There were only two class slots per day, with four classes running in each slot. In the afternoon I watched Chris Chatfield teach pugilism based on Saviolo, and Alberto teaching rapier and dagger. I also got to talk to Rob Runacres, who had asked his colleagues to suggest whatever tips they may have for his improvement. So I took him aside and taught him the basics of establishing a groundpath from the sword to the feet. (I’ll cover this in a blog post next month.) It was a pleasure to teach him, as he was very open to correction, and willing to learn.

The second day began predictably late, but with so much free time built into the schedule it didn’t matter. When in Spain, chill out! I had originally been asked to teach one longsword and one rapier class, but Alberto asked me to teach a second longsword class instead, so I did. This one focussed on one basic drill (first drill again), and looked at how the blows create the guards, what the guards are for, the difference between zogho largo and zogho stretto, and making your actions work despite your opponent’s best efforts to stop it.

In the afternoon, after another short lesson in the mighty porrón, I got to spend about half an hour in Manel Avrillon’s knife class. I adore martial arts of just about any type, and after an unrelieved diet of European food, the occasional Indonesian curry or Japanese sushi is very welcome. But I spotted Chris Chatfield waiting for me, and I had asked him to take me through his interpretation of the first set of plays from Vincentio Saviolo’s His Practice.

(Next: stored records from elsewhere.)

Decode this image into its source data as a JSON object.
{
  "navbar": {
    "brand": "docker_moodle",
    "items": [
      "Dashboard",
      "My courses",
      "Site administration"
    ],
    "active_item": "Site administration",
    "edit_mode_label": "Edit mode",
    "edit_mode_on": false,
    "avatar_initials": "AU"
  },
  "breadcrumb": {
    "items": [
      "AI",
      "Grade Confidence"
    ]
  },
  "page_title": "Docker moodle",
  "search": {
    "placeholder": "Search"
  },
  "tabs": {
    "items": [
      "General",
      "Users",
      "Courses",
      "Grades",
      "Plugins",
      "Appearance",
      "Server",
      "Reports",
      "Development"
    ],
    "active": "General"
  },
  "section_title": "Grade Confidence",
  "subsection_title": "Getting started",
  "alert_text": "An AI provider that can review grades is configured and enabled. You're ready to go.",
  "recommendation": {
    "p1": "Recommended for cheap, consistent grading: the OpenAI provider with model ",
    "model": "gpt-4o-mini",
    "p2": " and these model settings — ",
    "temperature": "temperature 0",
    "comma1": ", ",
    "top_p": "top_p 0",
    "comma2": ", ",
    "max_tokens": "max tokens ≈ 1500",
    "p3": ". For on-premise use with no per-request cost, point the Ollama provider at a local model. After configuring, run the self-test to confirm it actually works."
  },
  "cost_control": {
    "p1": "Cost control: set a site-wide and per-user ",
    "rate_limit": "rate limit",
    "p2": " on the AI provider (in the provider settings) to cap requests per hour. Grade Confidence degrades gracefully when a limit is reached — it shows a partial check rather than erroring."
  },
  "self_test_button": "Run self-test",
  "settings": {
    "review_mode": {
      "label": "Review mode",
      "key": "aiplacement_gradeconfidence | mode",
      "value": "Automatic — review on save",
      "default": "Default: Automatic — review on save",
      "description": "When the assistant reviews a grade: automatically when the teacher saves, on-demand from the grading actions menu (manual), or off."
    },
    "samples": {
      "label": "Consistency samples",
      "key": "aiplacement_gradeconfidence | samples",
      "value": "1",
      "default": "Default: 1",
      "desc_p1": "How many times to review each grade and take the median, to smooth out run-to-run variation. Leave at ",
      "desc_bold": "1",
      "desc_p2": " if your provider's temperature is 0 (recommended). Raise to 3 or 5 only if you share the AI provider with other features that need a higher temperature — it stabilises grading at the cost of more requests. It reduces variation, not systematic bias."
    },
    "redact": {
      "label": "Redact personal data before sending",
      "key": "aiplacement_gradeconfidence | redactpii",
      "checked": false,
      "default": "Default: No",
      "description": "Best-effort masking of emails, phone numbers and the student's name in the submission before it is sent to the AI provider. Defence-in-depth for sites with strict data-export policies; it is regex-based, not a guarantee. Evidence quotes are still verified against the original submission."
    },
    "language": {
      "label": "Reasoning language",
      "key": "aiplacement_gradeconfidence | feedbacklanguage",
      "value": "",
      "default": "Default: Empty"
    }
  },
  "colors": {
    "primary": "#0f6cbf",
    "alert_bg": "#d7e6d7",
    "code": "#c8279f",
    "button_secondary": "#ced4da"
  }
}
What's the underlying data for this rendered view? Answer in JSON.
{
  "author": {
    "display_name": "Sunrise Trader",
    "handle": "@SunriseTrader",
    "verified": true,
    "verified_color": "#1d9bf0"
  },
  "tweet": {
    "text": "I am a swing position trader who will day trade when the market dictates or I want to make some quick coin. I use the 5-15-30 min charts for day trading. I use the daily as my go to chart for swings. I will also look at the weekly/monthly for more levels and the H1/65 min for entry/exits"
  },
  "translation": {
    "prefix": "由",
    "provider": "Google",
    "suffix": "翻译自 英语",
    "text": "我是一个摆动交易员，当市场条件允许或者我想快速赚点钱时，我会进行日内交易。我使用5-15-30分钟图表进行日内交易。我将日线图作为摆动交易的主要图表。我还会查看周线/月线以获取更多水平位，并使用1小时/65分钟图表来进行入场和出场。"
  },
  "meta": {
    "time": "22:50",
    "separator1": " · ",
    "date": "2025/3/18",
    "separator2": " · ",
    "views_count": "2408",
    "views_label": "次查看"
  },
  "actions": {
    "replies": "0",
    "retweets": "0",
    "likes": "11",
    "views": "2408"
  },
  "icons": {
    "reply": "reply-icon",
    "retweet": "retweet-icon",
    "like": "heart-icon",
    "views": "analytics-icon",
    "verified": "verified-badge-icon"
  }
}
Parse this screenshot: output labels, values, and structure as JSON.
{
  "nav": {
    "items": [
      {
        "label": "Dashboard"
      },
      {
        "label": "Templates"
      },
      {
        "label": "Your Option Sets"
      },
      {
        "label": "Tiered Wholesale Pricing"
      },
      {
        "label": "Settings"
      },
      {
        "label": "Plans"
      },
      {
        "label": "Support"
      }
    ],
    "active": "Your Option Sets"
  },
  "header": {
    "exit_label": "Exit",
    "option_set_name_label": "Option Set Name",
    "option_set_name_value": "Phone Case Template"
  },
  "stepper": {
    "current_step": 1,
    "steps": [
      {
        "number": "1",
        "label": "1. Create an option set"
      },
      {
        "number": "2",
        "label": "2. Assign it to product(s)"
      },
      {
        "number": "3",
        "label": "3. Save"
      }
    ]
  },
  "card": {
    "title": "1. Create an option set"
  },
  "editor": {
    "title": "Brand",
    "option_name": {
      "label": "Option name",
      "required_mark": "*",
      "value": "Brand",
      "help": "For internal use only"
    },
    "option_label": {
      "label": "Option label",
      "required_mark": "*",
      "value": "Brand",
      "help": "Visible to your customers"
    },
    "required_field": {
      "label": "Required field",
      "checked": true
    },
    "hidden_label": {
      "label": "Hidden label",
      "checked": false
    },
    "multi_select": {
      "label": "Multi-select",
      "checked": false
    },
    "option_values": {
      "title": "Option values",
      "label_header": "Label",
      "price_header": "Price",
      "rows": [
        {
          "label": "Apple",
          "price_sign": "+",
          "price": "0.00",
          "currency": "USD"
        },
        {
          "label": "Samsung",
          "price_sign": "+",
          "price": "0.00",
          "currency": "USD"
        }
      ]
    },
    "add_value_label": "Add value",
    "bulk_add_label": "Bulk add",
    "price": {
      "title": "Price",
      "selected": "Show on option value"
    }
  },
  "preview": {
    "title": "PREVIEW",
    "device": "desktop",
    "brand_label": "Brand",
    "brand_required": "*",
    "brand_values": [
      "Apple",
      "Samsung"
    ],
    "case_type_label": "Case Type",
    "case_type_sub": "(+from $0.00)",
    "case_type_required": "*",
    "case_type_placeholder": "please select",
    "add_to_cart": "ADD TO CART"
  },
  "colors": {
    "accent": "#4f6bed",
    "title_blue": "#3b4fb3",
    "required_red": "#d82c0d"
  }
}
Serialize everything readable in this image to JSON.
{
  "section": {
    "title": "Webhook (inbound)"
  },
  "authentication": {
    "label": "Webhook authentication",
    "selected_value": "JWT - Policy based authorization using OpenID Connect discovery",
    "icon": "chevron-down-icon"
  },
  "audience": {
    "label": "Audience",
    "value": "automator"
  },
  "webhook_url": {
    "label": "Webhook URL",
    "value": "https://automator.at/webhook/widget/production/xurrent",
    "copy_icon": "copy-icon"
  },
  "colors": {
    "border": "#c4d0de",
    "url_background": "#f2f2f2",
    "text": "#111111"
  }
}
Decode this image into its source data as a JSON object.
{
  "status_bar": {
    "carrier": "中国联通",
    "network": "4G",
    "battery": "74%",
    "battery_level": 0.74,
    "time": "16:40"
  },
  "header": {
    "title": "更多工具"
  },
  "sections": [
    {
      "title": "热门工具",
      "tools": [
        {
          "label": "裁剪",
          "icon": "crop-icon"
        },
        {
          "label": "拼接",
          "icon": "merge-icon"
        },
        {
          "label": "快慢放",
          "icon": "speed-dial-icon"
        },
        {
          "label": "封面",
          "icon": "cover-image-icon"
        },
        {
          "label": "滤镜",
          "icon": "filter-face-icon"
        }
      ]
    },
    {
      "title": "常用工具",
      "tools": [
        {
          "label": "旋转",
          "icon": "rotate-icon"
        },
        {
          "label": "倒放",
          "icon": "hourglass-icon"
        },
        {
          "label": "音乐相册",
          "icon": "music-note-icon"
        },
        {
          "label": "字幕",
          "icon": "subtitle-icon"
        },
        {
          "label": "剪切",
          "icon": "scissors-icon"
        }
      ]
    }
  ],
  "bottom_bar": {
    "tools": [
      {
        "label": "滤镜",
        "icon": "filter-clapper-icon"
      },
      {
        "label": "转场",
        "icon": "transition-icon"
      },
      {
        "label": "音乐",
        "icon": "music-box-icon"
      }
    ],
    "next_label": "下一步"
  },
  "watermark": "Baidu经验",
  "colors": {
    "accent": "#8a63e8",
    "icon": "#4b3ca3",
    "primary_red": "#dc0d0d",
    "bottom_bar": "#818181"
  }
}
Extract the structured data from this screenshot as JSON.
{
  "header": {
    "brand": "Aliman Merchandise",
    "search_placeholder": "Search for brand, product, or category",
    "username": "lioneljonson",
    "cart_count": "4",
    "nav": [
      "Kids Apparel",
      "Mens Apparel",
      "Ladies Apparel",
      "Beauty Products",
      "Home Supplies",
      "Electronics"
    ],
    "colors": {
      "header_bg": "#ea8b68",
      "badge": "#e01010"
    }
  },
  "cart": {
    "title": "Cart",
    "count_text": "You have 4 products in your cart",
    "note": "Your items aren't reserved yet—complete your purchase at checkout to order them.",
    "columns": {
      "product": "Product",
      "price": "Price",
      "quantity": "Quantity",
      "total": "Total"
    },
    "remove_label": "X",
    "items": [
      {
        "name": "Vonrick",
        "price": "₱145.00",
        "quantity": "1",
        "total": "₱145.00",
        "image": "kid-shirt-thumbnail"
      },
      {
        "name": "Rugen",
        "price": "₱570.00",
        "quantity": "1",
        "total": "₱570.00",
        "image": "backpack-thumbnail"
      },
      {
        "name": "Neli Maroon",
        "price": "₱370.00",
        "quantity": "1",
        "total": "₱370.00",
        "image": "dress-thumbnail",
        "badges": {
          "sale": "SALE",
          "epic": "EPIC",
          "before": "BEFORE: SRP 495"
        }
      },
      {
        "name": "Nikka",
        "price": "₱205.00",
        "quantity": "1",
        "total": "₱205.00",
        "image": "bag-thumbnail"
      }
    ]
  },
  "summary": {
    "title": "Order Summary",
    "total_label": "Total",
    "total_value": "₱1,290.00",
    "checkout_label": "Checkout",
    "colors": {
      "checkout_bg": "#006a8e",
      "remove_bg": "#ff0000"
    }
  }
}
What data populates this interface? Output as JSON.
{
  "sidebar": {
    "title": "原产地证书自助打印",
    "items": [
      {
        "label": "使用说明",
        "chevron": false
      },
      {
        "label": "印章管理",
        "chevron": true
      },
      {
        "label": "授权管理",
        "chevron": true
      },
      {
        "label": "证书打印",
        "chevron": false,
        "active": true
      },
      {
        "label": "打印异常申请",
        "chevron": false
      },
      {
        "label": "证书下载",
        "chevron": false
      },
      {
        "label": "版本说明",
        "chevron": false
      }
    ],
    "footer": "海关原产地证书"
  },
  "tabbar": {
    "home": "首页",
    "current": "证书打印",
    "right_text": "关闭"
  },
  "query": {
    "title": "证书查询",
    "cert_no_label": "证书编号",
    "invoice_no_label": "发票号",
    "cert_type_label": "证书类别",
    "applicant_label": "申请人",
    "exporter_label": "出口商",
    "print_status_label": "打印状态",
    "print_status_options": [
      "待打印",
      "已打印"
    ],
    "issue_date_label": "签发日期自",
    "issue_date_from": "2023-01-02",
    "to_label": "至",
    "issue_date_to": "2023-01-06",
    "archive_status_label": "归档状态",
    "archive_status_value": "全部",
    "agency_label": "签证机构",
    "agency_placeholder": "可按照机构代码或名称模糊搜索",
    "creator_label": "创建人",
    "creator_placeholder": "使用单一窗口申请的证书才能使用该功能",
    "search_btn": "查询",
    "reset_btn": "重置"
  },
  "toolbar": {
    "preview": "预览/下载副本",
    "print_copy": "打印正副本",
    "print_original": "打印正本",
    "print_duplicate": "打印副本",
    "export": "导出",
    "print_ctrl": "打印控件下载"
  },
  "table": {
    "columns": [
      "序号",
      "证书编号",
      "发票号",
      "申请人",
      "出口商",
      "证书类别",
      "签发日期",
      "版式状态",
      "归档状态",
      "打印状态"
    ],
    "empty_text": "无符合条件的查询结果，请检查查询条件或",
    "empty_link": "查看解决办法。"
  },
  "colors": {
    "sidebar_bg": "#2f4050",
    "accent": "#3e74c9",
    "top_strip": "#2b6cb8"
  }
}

Back in 2000 at the second annual meeting of the British Federation of Historical Swordplay (which I helped to found in 1998) I saw a demonstration of this form that has stayed with me. Duncan Fatz was reading the treatise aloud, while Chris and a chap called Alistair O'Loughlin performed the actions. It was a perfect example of by-the-book historical swordsmanship. Yes, it was probably mostly wrong in terms of the specifics of execution, this was 12 years ago after all, but the approach was perfect. The spectators could see the words of the book come alive. So I was very curious to see how Chris’s interpretation had changed. And changed it has- the footwork alone is a very interesting set of mechanics that echoes both 19th-century pugilism and T’ai Chi Chuan. Chris walked me through it for about an hour, and while my left heel stubbornly refused to plant itself the way he wanted it to, the mechanics made perfect sense. I look forward to trying them again- perhaps at a weekend seminar in Helsinki next year…

Anyway, you couldn’t ask for a better host than Alberto, and his students were keen, enthusiastic, open to alternative approaches and fun to teach. All in all, a great weekend.